Photo by Teach For America
Eighty-two percent of principals were willing to hire another TFA corps member in the future, and 88 percent would recommend hiring corps members to other principals. The reasons they cited most were the corps members’ fit with school culture (84 percent), level of collaboration with staff (83 percent), and impact on student outcomes (82 percent; see Figure 2).
Still, more than one-quarter of survey respondents voiced concerns about TFA corps members’ classroom management skills (29 percent) and the brevity of their two-year teaching commitment (27 percent). That said, unrelated surveys have shown similar concerns about novice teachers’ classroom management skills and overall preparedness.
As with the 2015 survey, though satisfaction was high among all principals, those who were TFA alumni or who led charter schools were significantly less likely than other principals to report positive feedback about corps members’ abilities to create classroom environments that supported student growth and achievement.
Why were these principals less satisfied with TFA corps members? The answer is not apparent from the data, but the researchers have a few theories: First, principals who are TFA alumni themselves (one in five survey respondents in 2017) may have higher expectations for TFA corps members. The thinking behind this is that principals who went through TFA have deep knowledge of the program that allows them to be more critical (though it should be noted that TFA has been modified several times, so alumni principals may have outdated expectations). Second, because 45 percent of charter school principals also identify as TFA alumni, this may also contribute to charter school principals being more critical of the corps members than non–charter school principals.
Taken together, the results of this survey suggest that principals are generally satisfied with corps members, alumni, and the support that TFA provides to corps members. However, as in 2015, principals voiced some concern about corps members’ classroom management skills, and a discrepancy resurfaced in how principals who were TFA alumni and/or charter school leaders view TFA corps members and the support TFA offers, as compared with their peers. Based on the findings, the authors make several recommendations.
Photo by Teach For America
Although principal satisfaction is generally quite high, the survey found some dissatisfaction — particularly among principals who were TFA alumni and charter school leaders — with TFA’s training and support and with corps members themselves.
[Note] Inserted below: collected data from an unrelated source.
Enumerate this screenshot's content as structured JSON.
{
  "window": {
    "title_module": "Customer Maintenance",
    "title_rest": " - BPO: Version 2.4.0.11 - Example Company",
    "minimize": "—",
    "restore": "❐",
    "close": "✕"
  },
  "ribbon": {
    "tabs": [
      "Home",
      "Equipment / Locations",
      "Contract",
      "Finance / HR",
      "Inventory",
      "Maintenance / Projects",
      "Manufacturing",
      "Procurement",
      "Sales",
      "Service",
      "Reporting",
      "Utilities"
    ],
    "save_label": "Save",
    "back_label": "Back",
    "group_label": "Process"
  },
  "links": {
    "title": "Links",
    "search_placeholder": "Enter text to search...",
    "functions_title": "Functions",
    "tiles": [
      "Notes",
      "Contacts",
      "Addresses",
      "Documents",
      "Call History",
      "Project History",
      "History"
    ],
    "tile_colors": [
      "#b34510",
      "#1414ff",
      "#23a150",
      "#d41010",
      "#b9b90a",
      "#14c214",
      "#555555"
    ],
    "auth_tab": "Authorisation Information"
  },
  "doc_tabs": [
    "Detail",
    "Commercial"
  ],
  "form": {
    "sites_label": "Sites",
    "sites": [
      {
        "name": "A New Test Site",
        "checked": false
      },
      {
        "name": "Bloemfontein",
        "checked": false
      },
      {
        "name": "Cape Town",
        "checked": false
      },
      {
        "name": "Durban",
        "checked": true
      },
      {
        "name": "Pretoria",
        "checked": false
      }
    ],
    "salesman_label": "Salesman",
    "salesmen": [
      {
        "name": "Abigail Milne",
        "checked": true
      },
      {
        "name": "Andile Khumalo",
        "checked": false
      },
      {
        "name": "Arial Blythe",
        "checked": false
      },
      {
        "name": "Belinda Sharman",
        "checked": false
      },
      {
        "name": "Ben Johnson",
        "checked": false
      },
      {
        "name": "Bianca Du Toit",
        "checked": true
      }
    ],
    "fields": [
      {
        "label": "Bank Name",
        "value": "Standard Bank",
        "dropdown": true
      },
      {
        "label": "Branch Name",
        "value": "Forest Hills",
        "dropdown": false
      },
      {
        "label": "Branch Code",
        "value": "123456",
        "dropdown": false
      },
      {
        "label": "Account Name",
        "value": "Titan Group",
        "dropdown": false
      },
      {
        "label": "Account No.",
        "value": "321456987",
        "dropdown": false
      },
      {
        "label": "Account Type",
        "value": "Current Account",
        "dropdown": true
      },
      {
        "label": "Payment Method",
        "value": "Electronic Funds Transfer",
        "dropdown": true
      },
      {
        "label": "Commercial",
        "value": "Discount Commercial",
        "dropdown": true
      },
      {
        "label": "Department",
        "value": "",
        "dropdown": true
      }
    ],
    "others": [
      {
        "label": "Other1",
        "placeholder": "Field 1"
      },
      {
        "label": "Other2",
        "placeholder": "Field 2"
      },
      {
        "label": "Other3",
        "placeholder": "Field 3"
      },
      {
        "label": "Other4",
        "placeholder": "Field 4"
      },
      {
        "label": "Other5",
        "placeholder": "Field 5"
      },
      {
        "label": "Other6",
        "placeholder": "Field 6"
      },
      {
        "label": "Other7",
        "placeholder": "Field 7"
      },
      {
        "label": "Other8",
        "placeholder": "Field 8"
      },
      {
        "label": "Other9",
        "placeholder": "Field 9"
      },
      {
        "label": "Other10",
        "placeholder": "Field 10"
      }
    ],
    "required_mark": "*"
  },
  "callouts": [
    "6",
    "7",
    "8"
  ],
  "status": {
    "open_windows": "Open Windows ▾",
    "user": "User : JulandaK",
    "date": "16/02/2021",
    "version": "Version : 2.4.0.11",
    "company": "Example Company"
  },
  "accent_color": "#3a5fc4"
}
Interviews or focus groups with charter school leaders and principals who are TFA alumni could shed some light on the source of this dissatisfaction.
The greatest apprehensions principals reported about hiring corps members were their two-year teaching commitment and classroom management skills. TFA could address the first issue by better communicating to principals the number of corps members who remain in the classroom beyond their two-year commitment and comparing retention rates among new teachers versus TFA corps members. To better understand the classroom management issue, TFA could organize follow-up interviews or focus groups with selected principals and use the results to inform its professional development efforts.
Most principals were familiar with TFA’s summer institute and coaching, but far fewer knew about the other training and support opportunities that TFA provides. TFA should consider educating principals about the full spectrum of TFA professional development. Armed with this knowledge, principals could recommend specific coaching for a corps member or otherwise leverage TFA’s training opportunities to the benefit of their schools.